Ein großer Vorteil der Silphie ist, dass man sich quasi gar nicht um sie kümmern muss. Einmal angewachsen wird keine Schneckenplage oder sonstige Schädlinge gegen sie ankommen. Auch trockene Sommer hat sie ohne Probleme ohne Gießen überstanden. Die regenreichen Sommer des letzten und diesen Jahres ebenso, wobei man bei sehr lehmigen Boden lieber eine Drainage einarbeiten sollte.

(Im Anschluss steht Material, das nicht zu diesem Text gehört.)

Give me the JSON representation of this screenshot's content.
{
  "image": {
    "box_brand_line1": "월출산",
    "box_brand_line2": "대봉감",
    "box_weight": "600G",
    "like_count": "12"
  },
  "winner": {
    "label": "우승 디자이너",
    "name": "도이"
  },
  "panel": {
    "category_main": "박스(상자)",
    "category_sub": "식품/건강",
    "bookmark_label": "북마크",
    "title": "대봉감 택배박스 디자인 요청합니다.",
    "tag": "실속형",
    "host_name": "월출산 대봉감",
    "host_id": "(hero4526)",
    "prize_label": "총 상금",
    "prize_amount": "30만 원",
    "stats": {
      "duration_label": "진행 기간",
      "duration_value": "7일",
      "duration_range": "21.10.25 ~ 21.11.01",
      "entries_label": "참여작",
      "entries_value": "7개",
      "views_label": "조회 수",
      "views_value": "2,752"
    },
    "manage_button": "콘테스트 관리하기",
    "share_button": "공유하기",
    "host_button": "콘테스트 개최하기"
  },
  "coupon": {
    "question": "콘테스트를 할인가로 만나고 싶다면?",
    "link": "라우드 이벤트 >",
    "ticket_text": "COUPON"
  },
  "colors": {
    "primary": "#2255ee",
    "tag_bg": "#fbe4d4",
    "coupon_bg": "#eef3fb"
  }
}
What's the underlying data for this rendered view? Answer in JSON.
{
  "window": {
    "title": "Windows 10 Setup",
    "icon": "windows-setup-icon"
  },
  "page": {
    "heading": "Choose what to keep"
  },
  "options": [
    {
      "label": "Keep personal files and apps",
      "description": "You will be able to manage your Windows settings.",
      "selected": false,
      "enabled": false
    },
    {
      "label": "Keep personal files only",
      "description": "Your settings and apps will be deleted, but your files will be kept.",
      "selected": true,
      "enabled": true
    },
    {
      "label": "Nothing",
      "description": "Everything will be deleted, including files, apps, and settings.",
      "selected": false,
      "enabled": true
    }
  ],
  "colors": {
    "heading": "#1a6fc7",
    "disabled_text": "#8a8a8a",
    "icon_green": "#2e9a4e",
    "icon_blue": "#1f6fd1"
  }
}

Staunässe verträgt sie ebenso wenig wie fast jede andere Pflanze. Sie ist also auch für faule Gärtner, wie mich, sehr geeignet. Hin und wieder was wegschneiden, wenn sie zu gewaltig wird, das kriege ich auf jeden Fall hin.
Wer zudem keinen besonders humosen Boden hat, hat durch die Silphie einen Bodenverbesserer im Garten. Ihre Wurzelsysteme verbessern den Boden und reichern ihn mit Humus an. Dank der ordentlichen Blattmasse finden die Insekten des Bodenlebens genug Nahrung, wenn sie im Winter verrottet und bilden wiederum Humus und Dünger. Eine klasse Pflanze, die wir nicht mehr missen wollen.